We’ve arrived again at that point in our program where I wave around I book I read and say “Look! I read this!” This month’s Blog Book Tour is for Mary Guterson’s We Are All Fine Here. I probably should’ve realized what I was in for when I noticed this cover blurb (from Amy Tan): “A real winner… full of naked truth.”
It’s not just naked truth; it’s sneaky truth. One minute you’re giggling (which, by the way, makes fellow passengers at the Atlanta airport just a wee bit nervous) and the next you’ve been socked in the gut by a piercing view of the human condition. I would like to use something a bit less cliched, here, than “it’s a rollercoaster ride,” but that’s really an apt description. The pace of this novel just keeps zooming along, leaving you trying to catch your breath and unsure if you lost it laughing or crying.
From the back cover:
Julia has been married to Jim for fifteen years, and admittedly, the thrill is mostly gone.
There’s hardly ever been anyone writing about a stale marriage before, right? But you know what they say about how there are really only seven basic story plots; it’s not the premise so much as how the characters respond as the story unfolds. And Guterson has written Julia with such poignancy, you can’t help rooting for her even when you want to smack her and point out that she’s being an idiot.
By the end of the book, I wanted to go shoe shopping with her.

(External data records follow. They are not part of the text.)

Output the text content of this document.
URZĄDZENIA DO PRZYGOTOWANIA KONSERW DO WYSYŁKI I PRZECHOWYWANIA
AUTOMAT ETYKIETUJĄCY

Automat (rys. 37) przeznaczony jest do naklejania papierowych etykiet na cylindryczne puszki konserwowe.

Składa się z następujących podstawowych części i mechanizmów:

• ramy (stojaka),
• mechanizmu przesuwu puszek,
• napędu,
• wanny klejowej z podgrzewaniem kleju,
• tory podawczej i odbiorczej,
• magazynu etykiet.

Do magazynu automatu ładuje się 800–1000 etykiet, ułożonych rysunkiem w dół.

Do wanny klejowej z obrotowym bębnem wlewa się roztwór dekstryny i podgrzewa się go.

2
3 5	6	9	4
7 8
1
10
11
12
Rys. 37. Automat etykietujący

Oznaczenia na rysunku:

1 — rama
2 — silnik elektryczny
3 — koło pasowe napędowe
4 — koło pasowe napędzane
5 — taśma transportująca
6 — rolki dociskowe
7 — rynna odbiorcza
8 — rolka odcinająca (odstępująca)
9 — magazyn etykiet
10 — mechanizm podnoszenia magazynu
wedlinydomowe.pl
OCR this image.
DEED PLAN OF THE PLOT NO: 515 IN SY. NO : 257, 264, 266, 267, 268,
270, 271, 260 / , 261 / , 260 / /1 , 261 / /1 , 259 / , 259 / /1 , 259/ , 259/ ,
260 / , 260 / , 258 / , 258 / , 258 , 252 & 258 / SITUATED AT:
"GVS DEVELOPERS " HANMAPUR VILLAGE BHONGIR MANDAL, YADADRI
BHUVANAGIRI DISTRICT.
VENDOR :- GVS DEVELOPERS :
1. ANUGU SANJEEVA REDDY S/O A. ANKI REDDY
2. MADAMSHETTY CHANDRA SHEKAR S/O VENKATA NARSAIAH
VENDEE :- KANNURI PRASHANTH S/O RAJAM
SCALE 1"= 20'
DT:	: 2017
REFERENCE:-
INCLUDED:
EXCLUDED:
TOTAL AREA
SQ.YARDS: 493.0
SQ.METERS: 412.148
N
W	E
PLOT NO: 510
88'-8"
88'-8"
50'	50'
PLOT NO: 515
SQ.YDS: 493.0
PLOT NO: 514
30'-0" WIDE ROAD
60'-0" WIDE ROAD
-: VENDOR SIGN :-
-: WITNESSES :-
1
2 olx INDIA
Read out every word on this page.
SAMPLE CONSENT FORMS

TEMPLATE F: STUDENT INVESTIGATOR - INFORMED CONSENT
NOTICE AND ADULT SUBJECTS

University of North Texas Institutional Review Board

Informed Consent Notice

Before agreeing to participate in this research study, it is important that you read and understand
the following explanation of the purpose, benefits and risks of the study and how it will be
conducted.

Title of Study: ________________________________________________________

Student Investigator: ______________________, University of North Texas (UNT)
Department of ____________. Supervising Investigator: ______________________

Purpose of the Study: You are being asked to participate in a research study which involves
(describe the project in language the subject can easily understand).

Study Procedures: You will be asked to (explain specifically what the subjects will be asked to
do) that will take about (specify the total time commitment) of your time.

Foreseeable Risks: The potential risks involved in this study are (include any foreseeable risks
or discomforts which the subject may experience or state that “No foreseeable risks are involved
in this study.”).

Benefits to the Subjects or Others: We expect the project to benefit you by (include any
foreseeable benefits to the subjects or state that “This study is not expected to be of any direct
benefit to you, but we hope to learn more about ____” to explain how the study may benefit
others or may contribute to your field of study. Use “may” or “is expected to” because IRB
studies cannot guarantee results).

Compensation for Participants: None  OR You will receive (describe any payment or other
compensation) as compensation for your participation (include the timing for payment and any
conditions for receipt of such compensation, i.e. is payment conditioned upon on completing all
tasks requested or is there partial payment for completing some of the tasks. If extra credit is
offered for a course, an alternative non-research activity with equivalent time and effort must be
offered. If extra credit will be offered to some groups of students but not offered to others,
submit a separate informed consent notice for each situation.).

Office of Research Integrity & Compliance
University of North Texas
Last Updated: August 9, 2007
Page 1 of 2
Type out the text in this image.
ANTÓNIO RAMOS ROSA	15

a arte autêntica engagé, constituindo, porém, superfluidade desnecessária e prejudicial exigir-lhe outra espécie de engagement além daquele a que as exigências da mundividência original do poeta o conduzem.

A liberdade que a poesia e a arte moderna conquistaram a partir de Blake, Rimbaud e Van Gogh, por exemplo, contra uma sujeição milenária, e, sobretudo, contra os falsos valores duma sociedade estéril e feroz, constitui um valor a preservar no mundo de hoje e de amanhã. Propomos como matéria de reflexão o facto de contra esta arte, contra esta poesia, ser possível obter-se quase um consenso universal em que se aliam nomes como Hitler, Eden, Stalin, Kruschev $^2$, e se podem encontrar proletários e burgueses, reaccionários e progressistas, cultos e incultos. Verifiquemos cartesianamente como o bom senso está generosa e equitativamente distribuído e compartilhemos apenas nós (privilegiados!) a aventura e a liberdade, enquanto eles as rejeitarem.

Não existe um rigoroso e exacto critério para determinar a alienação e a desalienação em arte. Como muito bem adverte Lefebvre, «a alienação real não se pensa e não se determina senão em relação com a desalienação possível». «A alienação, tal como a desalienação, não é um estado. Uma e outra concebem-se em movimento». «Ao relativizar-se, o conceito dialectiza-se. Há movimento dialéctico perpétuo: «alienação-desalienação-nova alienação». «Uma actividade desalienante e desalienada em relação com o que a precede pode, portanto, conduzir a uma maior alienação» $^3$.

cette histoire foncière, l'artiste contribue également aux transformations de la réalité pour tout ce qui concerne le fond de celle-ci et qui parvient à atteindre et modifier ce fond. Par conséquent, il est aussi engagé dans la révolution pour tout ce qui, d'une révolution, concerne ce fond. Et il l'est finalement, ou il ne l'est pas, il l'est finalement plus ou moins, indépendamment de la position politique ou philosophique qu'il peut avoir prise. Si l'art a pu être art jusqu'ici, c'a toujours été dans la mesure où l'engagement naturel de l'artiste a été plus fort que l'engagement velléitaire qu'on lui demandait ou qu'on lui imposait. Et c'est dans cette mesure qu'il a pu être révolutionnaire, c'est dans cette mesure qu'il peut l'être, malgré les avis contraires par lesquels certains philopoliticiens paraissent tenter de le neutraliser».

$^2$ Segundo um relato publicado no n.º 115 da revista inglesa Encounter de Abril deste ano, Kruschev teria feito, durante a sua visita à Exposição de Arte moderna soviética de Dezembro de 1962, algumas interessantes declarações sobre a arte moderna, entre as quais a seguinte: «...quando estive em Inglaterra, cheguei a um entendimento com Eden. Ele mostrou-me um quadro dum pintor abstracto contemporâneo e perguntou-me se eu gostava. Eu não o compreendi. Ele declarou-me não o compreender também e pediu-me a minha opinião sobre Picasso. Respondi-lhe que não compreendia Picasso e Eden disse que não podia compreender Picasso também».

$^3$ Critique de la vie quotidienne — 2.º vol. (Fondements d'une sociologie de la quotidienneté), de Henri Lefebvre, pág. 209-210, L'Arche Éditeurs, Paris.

So what if she’s fictitious?
How does all of that sneaky truth get in there? The scene structure in the book is rapid-fire, switching from place to place and situation to situation. No sooner have you finished absorbing one absurdity than you’re on to a new section where the tone is, perhaps, completely different. Rather than feeling disjointed, the overall effect is one of being right there inside Julia’s head as she navigates her world being turned upside down. And the giggles come and the zingers zing and through it all, handy little relationship tests and wry asides dot the landscape to remind us that this is, after all, a testimony of a complex relationship in a world where the sexes are still mostly a mystery to each other:
Question:
Do all men use their penises as flag stands? Do they all find hanging towels or dishcloths or underwear or socks or ties over their erect penises to be hilarious? Because in my experience, this is what men do. If there is one man out there in the universe who has never done such a thing—be honest—I’d like to know about it.
We Are All Fine Here is a quick read, but don’t be fooled by the flippant tone or breakneck pace. This isn’t a fluff book. What starts out funny and easy quickly turns compelling and multi-layered. And sad. And still funny. But heartbreaking.
Right. Like that.
This sounds like it’d be right up my alley. It’s officially on my list. Thanks, Mir!
I’m putting it on my list! I haven’t read a book in months. This is very bad of me. Bad me. Bad.
Is it bad that I was the first to show my 5-year-old son the flag stand trick? He was a little upset by its… ummm… flag-standyness. I showed him how useful it could be. “Look! It can hold your washcloth for you!”
I doubt most men learned it from their mothers, though.
Ah yes, the mystery of the penis.
It does sound like a good book. I’ll add it to my mental list.